Anti-VEGF Treatments
The need emerged to develop a way to suppress blood vessel growth without causing so many side-effects. The answer came from cancer therapy. Tumors grow, and to grow past a certain size, they need blood vessels to feed them. Cancer research has focused a lot of attention on inhibiting this process. The most important chemical that causes blood vessel growth is a protein made by the body called Vascular Endothelial Growth Factor (VEGF). Various drugs have been developed to block the effects of VEGF so that blood vessel growth can be stopped or, at least, restrained.
Injecting VEGF blockers (anti-VEGF agents) into the eye was a huge breakthrough in treating wet AMD. The first drug used was Macugen® developed by (OSI) Eyetech, which could only block some forms of VEGF. Patients treated with Macugen® did better than those not having treatment, but they still lost vision. Later development of two closely related drugs, Avastin® and Lucentis® by Genentech, brought macular degeneration treatment to a new level. Patients treated with Lucentis® have a small improvement, on average, in visual acuity. Until now, no other treatment had resulted in a net gain in vision. Some doctors are using Avastin® and, while the cost differs, the results to date are very similar. Both drugs are significant advances, producing much better results than no treatment or previous treatment. Lucentis® is FDA-approved for wet AMD. Avastin® is FDA-approved for colorectal cancer and is being used "off-label" to treat wet AMD. Both drugs continue to be evaluated in ongoing clinical trials.
Initial clinical studies used monthly injections of Lucentis® in patients with wet AMD with impressive results. Various strategies are being used to try to reduce the number of injections needed, as monthly treatment is a difficult regimen for patients. We don't know the right approach for everyone, but we are finding that it's possible to use less frequent dosing in many patients. About one-third of patients treated will have a significant improvement in vision, which retinal specialists define as being able to read three lines more on the eye chart than before treatment. However, many patients lose more lines than this when they initially develop the disease, so a three line improvement in a minority of patients still isn't the desired outcome.
What we would like is for a greater proportion of patients to have a greater amount of vision gained. To accomplish this, treatment trials are underway to combine other drugs or treatments with Lucentis® or Avastin® For instance, the use of Lucentis® with a drug that blocks a factor called Platelet Derived Growth Factor (PDGF) is under investigation to see if the results are better than using Lucentis® alone. Most studies of this type focus on newly diagnosed, previously untreated patients. Another goal is to reduce the number of required treatments. Some new research is investigating various strategies to reduce the treatment frequency, but the visual outcomes of these approaches are not known at present.

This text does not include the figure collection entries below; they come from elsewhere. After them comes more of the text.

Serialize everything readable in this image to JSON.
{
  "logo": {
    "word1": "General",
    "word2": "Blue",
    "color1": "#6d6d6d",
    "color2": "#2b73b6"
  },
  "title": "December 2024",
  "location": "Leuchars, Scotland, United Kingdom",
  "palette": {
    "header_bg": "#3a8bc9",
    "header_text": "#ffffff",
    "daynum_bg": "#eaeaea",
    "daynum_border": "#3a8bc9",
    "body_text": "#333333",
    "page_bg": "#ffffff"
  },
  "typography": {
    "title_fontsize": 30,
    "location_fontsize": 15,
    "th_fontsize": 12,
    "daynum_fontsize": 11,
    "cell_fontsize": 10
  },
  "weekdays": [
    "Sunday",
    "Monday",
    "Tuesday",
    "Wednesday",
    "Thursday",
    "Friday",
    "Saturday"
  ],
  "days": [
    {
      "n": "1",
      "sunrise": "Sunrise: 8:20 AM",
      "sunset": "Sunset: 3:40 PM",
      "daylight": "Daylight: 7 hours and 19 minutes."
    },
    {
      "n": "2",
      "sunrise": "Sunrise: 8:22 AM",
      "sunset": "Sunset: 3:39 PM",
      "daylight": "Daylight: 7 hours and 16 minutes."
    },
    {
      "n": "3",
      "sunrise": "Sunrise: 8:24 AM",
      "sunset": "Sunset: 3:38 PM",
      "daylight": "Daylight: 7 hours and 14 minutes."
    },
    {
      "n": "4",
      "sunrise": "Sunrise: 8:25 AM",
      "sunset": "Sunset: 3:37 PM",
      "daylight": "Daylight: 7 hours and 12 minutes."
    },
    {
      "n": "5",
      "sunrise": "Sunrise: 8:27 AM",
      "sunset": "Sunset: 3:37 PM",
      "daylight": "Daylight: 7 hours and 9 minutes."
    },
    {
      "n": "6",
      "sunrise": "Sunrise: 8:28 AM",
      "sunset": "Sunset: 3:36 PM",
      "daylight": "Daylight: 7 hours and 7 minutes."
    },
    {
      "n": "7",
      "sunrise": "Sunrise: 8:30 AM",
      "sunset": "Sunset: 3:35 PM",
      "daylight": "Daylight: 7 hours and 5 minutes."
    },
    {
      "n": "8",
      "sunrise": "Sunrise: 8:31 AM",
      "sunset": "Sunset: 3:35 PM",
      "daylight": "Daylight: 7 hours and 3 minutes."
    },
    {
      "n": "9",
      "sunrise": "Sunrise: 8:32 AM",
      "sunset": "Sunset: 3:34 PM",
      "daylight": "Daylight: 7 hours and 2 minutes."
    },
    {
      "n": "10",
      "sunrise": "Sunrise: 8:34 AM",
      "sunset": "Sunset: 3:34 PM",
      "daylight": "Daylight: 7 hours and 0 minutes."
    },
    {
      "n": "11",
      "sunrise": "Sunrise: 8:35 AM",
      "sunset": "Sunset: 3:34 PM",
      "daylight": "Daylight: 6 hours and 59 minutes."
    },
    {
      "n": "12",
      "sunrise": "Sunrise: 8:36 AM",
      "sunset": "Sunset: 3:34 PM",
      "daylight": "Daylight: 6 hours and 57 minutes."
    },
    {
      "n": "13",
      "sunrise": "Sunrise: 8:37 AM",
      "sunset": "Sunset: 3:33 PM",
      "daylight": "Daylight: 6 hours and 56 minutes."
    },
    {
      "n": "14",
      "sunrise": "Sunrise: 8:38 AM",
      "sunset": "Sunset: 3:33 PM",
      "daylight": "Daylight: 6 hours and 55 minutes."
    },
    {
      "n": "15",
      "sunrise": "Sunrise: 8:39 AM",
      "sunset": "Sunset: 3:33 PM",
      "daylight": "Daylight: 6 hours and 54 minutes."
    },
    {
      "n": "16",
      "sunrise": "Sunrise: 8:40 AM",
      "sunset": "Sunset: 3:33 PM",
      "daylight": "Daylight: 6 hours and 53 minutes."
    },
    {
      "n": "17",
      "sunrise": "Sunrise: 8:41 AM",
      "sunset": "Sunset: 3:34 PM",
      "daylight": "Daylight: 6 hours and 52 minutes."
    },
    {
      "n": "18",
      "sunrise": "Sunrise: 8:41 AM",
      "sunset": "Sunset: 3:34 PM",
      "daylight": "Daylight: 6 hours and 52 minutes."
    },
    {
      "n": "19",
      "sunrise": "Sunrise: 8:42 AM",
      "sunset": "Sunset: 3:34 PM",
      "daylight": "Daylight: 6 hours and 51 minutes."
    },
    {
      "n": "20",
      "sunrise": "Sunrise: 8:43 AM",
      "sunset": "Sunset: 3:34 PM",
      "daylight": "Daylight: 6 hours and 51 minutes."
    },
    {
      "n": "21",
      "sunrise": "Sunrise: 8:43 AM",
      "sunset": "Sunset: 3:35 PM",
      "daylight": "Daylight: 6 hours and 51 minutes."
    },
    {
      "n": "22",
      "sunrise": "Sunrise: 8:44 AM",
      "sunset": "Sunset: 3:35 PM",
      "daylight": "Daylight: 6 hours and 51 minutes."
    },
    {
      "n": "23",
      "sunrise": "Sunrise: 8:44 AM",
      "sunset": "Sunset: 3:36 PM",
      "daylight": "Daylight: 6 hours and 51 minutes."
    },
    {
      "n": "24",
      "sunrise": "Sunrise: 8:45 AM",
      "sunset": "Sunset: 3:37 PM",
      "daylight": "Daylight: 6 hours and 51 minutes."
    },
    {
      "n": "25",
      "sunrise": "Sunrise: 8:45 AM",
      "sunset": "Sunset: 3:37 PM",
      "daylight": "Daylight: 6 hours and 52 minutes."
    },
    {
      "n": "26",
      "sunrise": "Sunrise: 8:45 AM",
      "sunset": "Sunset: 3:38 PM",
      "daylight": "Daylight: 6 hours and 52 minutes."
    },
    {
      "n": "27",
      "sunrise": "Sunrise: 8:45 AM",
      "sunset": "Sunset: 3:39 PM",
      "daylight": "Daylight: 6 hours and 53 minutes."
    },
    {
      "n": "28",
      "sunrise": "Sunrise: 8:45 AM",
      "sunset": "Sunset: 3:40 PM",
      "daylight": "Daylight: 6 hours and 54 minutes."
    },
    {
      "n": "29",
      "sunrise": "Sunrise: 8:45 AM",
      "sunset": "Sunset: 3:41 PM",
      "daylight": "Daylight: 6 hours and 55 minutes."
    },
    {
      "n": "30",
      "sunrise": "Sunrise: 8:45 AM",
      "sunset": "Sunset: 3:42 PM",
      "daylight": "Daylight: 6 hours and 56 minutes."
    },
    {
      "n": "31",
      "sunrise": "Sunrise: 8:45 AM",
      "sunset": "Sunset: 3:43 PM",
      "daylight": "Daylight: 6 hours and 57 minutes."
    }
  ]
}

It's important to work with your doctor to stay informed and assess your treatment options. Early treatment is critical. Although the results of treatment are better than ever before, we continue to look for even more promising results in the future.
Richard Spaide, MD, is an ophthalmologist with Vitreous Retina Macula Consultants of New York, and is affiliated with the Manhattan Eye, Ear and Throat Hospital.